Qu’est-ce qu’ils sont et quel est leur statut réglementaire ?

Pour l’instant et pour les besoins de l’argumentation, ignorons la controverse entourant le terme « cosméceutique » (nous y reviendrons plus tard), car les protéines et les peptides utilisés en cosmétique tombent commodément sous ce terme générique.

Le terme « cosméceutique » a été inventé il y a plus de 25 ans par le professeur Albert Klingman et est rapidement entré dans le lexique de la cosmétique (plus de 1,5 million d’occurrences sur Google). Le terme est essentiellement une contraction de « cosmétique » et de « pharmaceutique » et promet donc que ces ingrédients ont des effets similaires à ceux d’un médicament sur le vieillissement de la peau et d’autres affections cutanées. Cela implique donc que ces ingrédients ont un certain degré d’action physiologique, ce qui brouille les frontières entre les ingrédients cosmétiques et les ingrédients pharmaceutiques actifs, comme nous le verrons plus loin.

Un exemple d’ingrédient cosméceutique pourrait être le niacinamide, une substance chimiquement définie qui est largement utilisée dans les cosmétiques pour améliorer la fonction de barrière de la peau, l’hydratation de la peau, la protection contre les dommages causés par les UV et les propriétés anti-inflammatoires qui soulagent l’acné et les irritations.

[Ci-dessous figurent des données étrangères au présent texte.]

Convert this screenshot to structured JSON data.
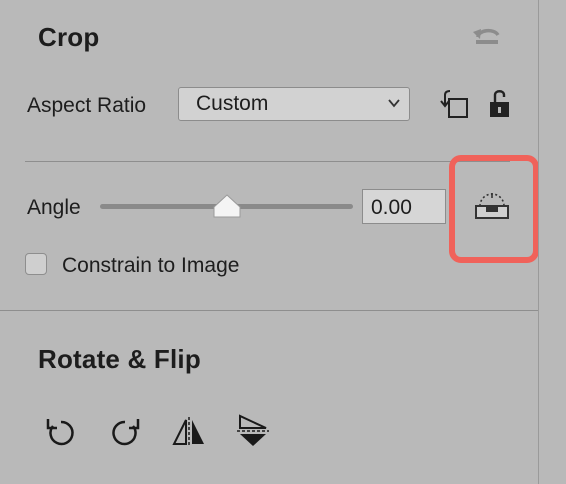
{
  "crop": {
    "title": "Crop",
    "aspect_ratio_label": "Aspect Ratio",
    "aspect_ratio_value": "Custom",
    "angle_label": "Angle",
    "angle_value": "0.00",
    "angle_slider_position": 0.5,
    "constrain_label": "Constrain to Image",
    "constrain_checked": false
  },
  "rotate_flip": {
    "title": "Rotate & Flip"
  },
  "icons": {
    "reset": "reset-arrow-icon",
    "rotate_crop": "rotate-crop-orientation-icon",
    "lock": "unlocked-padlock-icon",
    "straighten": "level-straighten-icon",
    "rotate_left": "rotate-counterclockwise-icon",
    "rotate_right": "rotate-clockwise-icon",
    "flip_horizontal": "flip-horizontal-icon",
    "flip_vertical": "flip-vertical-icon"
  },
  "colors": {
    "panel_bg": "#b9b9b9",
    "highlight": "#f0625a"
  }
}
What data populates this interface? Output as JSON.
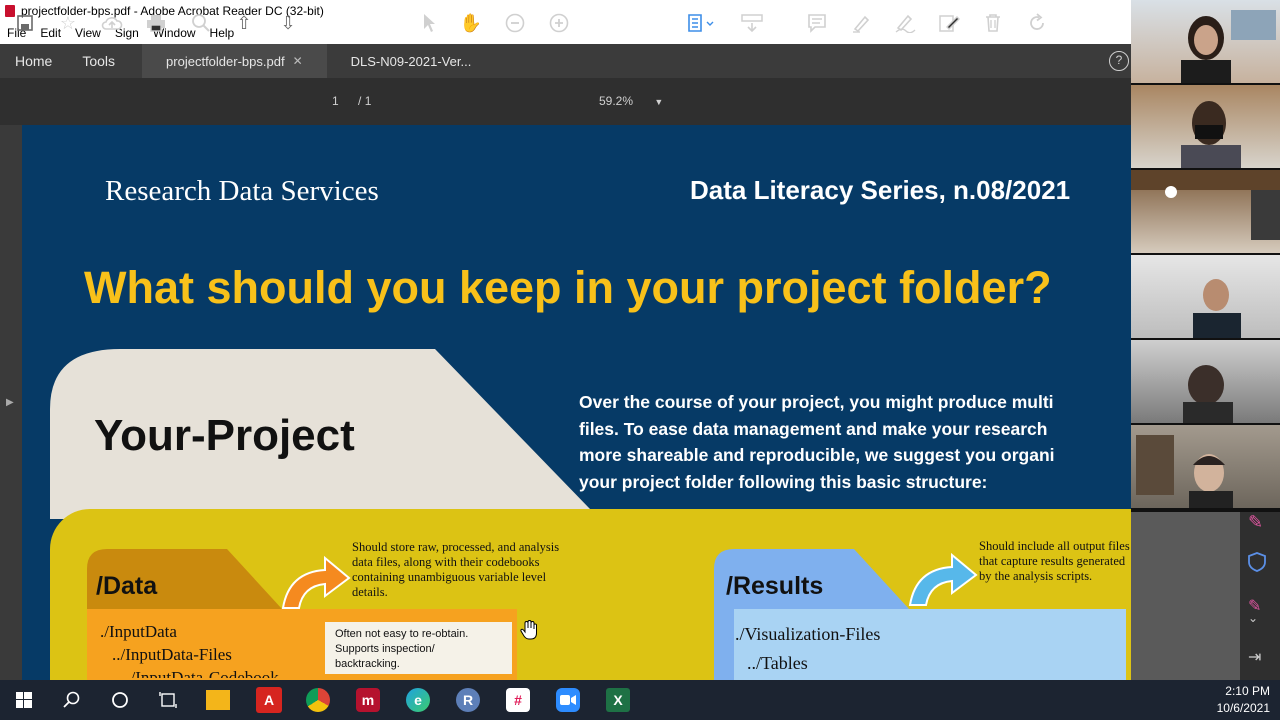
{
  "window": {
    "title": "projectfolder-bps.pdf - Adobe Acrobat Reader DC (32-bit)"
  },
  "menu": [
    "File",
    "Edit",
    "View",
    "Sign",
    "Window",
    "Help"
  ],
  "nav": {
    "home": "Home",
    "tools": "Tools"
  },
  "tabs": [
    {
      "label": "projectfolder-bps.pdf",
      "close": "✕"
    },
    {
      "label": "DLS-N09-2021-Ver..."
    }
  ],
  "toolbar": {
    "page_current": "1",
    "page_total": "/ 1",
    "zoom": "59.2%"
  },
  "document": {
    "org": "Research Data Services",
    "series": "Data Literacy Series, n.08/2021",
    "headline": "What should you keep in your project folder?",
    "project_title": "Your-Project",
    "intro_lines": [
      "Over the course of your project, you might produce multi",
      "files. To ease data management and make your research",
      "more shareable and reproducible, we suggest you organi",
      "your project folder following this basic structure:"
    ],
    "data": {
      "title": "/Data",
      "description": "Should store raw, processed, and analysis data files, along with their codebooks containing unambiguous variable level details.",
      "items": [
        "./InputData",
        "../InputData-Files",
        "../InputData-Codebook"
      ],
      "note": "Often not easy to re-obtain. Supports inspection/ backtracking."
    },
    "results": {
      "title": "/Results",
      "description": "Should include all output files that capture results generated by the analysis scripts.",
      "items": [
        "./Visualization-Files",
        "../Tables"
      ]
    }
  },
  "clock": {
    "time": "2:10 PM",
    "date": "10/6/2021"
  },
  "colors": {
    "page_bg": "#063a66",
    "headline": "#f8c11a",
    "yellow_panel": "#dcc314",
    "data_tab": "#c98a0e",
    "results_tab": "#7fb0ee"
  }
}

Peptides et protéines dans les cosmétiques : fonction de la peau

Avec des fonctions et des revendications aussi intéressantes, il n’est pas étonnant que les produits cosméceutiques jouissent d’un marché sain. Selon une étude réalisée par Mordor Intelligence, le marché des produits cosméceutiques en Amérique du Nord devrait augmenter en moyenne de 8,24 % par an, pour atteindre un chiffre d’affaires de 18 milliards de dollars en 2024.

Comme indiqué ci-dessus, les produits cosméceutiques sont des ingrédients qui exercent une action physiologique. C’est par définition le rôle d’une protéine ou d’un peptide. Plus précisément, on peut considérer les protéines et les peptides comme des clés qui déverrouillent des serrures moléculaires entraînant des changements moléculaires qui se manifestent en fin de compte par des changements physiologiques observables. En résumé, les protéines et les peptides déterminent tout ce qui fait de vous ce que vous êtes.

Nous connaissons les gènes, le code de la vie. Cependant, ce sont les protéines et les peptides qui sont les unités fonctionnelles permettant aux gènes d’exercer leurs caractéristiques. Plus précisément, les protéines codées par leurs gènes respectifs influencent l’apparence en dictant le niveau de dépôt de mélanine dans les yeux et la peau. Plus le dépôt de mélanine est important, plus la couleur des yeux et de la peau est foncée. Une autre caractéristique déterminée par les protéines est la force physique. Les myofibrilles, qui permettent la contraction musculaire, sont des filaments composés d’actine, de myosine et de titine, ainsi que d’autres protéines qui les maintiennent ensemble. Le rôle des protéines dans l’immunité est également essentiel puisque les anticorps, les cytokines et les chimiokines sont par nature des peptides et des protéines. Il en va de même pour les fonctions cérébrales, car de nombreux neurotransmetteurs sont des peptides.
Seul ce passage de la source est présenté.